According to the regulations, for the purposes of determining a disqualifying disposition, the holding period for all of the shares (including the exchanged shares) are considered as starting on the date of exercise. More importantly, according to regulations section 1.422-5(b)(2), “…the optionee’s disqualifying disposition of any of the stock acquired through such exercise is treated as a disqualifying disposition of the stock with the lowest basis.” In other words, the regulations specify an ordering rule for the disposition of shares. The shares for which ordinary income would be recognized are considered sold first.
Here’s an example, loosely based on one in the regulations.
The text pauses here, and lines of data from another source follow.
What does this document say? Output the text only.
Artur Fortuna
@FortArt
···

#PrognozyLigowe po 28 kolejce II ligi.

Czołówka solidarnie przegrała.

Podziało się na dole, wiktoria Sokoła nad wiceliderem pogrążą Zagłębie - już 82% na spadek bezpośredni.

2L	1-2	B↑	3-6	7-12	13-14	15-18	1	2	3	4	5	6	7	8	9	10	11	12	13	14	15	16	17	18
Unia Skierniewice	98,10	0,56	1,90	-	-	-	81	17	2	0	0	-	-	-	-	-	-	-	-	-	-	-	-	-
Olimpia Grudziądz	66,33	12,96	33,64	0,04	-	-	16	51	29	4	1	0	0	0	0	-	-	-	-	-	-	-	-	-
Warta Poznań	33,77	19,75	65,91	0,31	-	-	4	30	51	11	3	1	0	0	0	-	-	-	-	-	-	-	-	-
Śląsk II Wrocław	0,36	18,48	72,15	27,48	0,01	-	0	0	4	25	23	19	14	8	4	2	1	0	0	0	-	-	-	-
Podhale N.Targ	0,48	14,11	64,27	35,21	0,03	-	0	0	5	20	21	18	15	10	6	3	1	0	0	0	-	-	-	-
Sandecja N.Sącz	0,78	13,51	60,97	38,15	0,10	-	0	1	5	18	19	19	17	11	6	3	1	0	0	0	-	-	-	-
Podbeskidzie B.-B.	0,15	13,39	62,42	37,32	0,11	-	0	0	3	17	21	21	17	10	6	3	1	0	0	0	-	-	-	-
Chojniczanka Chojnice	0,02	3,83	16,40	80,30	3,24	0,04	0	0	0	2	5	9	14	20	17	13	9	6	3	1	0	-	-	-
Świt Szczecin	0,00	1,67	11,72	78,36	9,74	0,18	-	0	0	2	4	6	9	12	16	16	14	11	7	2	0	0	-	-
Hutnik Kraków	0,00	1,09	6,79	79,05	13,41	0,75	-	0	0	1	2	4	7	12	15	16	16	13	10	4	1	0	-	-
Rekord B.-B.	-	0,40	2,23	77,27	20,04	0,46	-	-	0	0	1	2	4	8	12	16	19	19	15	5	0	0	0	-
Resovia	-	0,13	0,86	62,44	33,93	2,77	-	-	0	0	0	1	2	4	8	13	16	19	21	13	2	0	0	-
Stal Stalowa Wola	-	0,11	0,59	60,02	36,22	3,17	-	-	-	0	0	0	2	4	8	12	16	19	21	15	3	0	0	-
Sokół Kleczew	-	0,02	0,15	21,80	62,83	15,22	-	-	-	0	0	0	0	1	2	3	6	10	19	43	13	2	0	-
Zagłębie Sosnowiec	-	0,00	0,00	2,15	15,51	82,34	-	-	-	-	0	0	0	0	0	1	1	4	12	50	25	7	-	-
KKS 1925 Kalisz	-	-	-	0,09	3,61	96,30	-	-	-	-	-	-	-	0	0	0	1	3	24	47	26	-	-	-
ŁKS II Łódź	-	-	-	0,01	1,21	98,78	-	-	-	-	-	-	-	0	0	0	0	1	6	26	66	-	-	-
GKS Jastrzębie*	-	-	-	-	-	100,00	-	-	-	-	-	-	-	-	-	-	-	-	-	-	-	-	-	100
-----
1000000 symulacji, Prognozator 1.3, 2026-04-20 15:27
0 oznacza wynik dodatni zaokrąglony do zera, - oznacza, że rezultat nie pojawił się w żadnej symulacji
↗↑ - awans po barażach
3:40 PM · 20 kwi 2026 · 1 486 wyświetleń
On June 1, 2004, X Corporation grants an incentive stock option to employee A to purchase 100 shares of X Corporation common stock at $10 per share. A may swap other shares of X Corporation stock to exercise the option. A owns 40 shares of X Corporation common stock, purchased on the open market on June 1, 2002 for $5 per share. On June 1, 2005, when the fair market value of the shares is $25 per share, A swaps his 40 shares to exercise the ISO.
The tax basis for 40 shares is $5, with an acquisition date of June 1, 2002. The tax basis for 60 shares is zero, with an acquisition date of June 1, 2005.
On September 1, 2005, A sells 75 of the shares for $30 per share. A is considered first selling the 60 “new” shares and recognizing the related ordinary income of $1,500. ($25 FMV at exercise – $0 tax basis = $25 ordinary income per share X 60 shares = $1,500. Note this equals $25 FMV – $10 option price = $15 ordinary income per share X 100 shares for ISO = $1,500.) The short-term capital gain for the “new” shares is $30 – $25 = $5 per share X 60 shares = $300. The long-term capital gain for the “old” shares is $30 – $5 = $25 per share X 15 = $375.
For alternative minimum tax reporting, $1,500 ordinary income is reported relating to the exercise of the ISO. ($25 FMV – $0 cost = $25/share X 60 shares = $1,500.) It appears to me you should follow the shares considered to be sold for regular tax purposes in determining AMT reporting and adjustments. Therefore, the short-term capital gain for the “new” shares is $30 sales price – $25 FMV at exercise = $5 per share X 60 shares = $300. The long-term capital gain for the “old” shares is $30 – $5 = $25 per share X 15 = $375. Note that the regular tax and AMT amounts are the same because the “new” shares were sold during the year of exercise. There are no AMT adjustments.
Now that I’ve explained this, here’s an editorial note. The swap to exercise is a “gee whiz” technique that usually isn’t so great. Why? Because you still have to pay the alternative minimum tax for exercising the option. Under the current tax regime, with a 35% maximum federal regular tax rate and a 28% maximum federal AMT rate, it just isn’t worth taking much risk to hold onto the shares to meet the holding period requirements when you’re dealing with big amounts, especially when your state has a high income tax rate, like California. Throwing in the “ordering rules” that require the “ordinary income” shares to be sold first makes this technique even less attractive. Also, if you expect the value of the shares to increase dramatically, you will benefit more by not swapping shares because you will own more shares without a swap.